Sienna Goering plays Ingenue Emilie. The two actresses wear almost identical costumes, so the relationship is clear to the audience. The two often act in unison when they are onstage together. Goering is also charming and witty as the younger version of the heroine. Kristyn Lue is Soubrette, Emilie’s now grown-up daughter. She shines in the scene before her wedding where she confronts her mother with feelings of paternal neglect.

Orvetti does well as the beleaguered but understanding husband. Nicolas Temple has several roles including Emilie’s final romantic interest, poet, Jean Francois de Saint-Lambert and Sir Isaac Newton. He also gives an outstanding performance. Renate Wallenberg is Madam (among other roles), Emilie’s mother, who never accepts her daughter’s choices. Wallenberg is humorous and provides some appreciated comic relief at some of the more stressful moments.

Steele’s direction is interesting visually, and she allows her actors to develop interesting characters. Her concept of Emilie is clearly defined early in the drama. Steele combines the technical elements effectively.

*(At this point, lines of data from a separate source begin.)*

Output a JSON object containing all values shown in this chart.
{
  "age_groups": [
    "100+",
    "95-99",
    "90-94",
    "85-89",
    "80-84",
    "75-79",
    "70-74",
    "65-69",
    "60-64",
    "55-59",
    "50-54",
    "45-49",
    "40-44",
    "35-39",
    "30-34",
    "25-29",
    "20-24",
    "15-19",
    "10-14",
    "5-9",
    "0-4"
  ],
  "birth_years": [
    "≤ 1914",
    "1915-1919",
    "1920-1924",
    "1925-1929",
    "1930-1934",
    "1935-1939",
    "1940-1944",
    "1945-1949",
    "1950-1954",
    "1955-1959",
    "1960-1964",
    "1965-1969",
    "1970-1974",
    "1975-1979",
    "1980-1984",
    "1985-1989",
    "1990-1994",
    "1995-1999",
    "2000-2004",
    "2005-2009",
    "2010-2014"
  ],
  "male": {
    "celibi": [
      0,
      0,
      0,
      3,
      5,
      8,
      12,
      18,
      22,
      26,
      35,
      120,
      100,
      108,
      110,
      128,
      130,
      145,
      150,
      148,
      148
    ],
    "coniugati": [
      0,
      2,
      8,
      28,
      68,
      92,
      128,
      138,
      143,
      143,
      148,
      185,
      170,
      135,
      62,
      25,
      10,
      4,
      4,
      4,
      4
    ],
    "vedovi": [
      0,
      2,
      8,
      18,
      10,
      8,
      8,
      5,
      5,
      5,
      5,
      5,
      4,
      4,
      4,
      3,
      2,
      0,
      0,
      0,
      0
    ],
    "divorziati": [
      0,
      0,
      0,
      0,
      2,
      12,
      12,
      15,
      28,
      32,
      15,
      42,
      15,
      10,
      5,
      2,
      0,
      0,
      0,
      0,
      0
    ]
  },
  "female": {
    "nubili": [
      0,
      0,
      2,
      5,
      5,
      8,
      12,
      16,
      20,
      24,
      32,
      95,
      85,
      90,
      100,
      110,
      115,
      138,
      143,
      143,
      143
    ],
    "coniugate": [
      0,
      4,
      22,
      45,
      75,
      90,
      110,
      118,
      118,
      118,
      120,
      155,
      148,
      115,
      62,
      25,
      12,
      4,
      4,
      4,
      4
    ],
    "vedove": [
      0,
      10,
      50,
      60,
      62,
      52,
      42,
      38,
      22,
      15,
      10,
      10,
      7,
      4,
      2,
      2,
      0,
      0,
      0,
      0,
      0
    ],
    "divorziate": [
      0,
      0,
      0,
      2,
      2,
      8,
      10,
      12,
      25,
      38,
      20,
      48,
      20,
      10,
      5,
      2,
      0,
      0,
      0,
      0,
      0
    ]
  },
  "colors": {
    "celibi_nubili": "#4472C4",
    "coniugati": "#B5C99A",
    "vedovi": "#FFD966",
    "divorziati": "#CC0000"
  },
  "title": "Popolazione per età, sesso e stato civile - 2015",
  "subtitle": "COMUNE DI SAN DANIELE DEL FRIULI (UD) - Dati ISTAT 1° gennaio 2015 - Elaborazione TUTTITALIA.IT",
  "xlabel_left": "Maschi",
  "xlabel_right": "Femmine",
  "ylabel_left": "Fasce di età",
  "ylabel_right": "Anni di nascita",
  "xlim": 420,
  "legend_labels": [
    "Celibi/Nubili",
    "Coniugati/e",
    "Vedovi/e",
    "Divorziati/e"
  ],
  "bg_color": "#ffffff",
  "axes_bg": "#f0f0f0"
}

The set by Jeff Asjes is clean-lined and decorated in the style of a French chalet of that era. The costumes by Jennifer Georgia are also in period, and I really appreciated how she costumed both Emilies in similar but clearly different costumes by changing the fabric. The lighting by Don Slater is superior to most community theater productions. The actors are always clearly lit, and he creates a great deal of mood throughout the drama.

The background music that ran almost continually throughout the show did not add anything for me and often interfered with the dialogue. Act I is rich in historical facts and humor and sets up the conflicts in Act II, but may be too expository for some. I did appreciate how the characters introduced the scenes by giving them amusing names. It is a clever inspiration.

With the recent surge in dramas about remarkable women, Emilie: La Marquise du Châtelet Defends Her Life Tonight stands tall. It is well worth seeing.

Running Time: One hour and 55 minutes, with one intermission.

Emilie: La Marquise du Châtelet Defends Her Life Tonight plays through November 18, 2018, at Silver Spring Stage –10145 Colesville Road, in Silver Spring, MD. For tickets, purchase them online.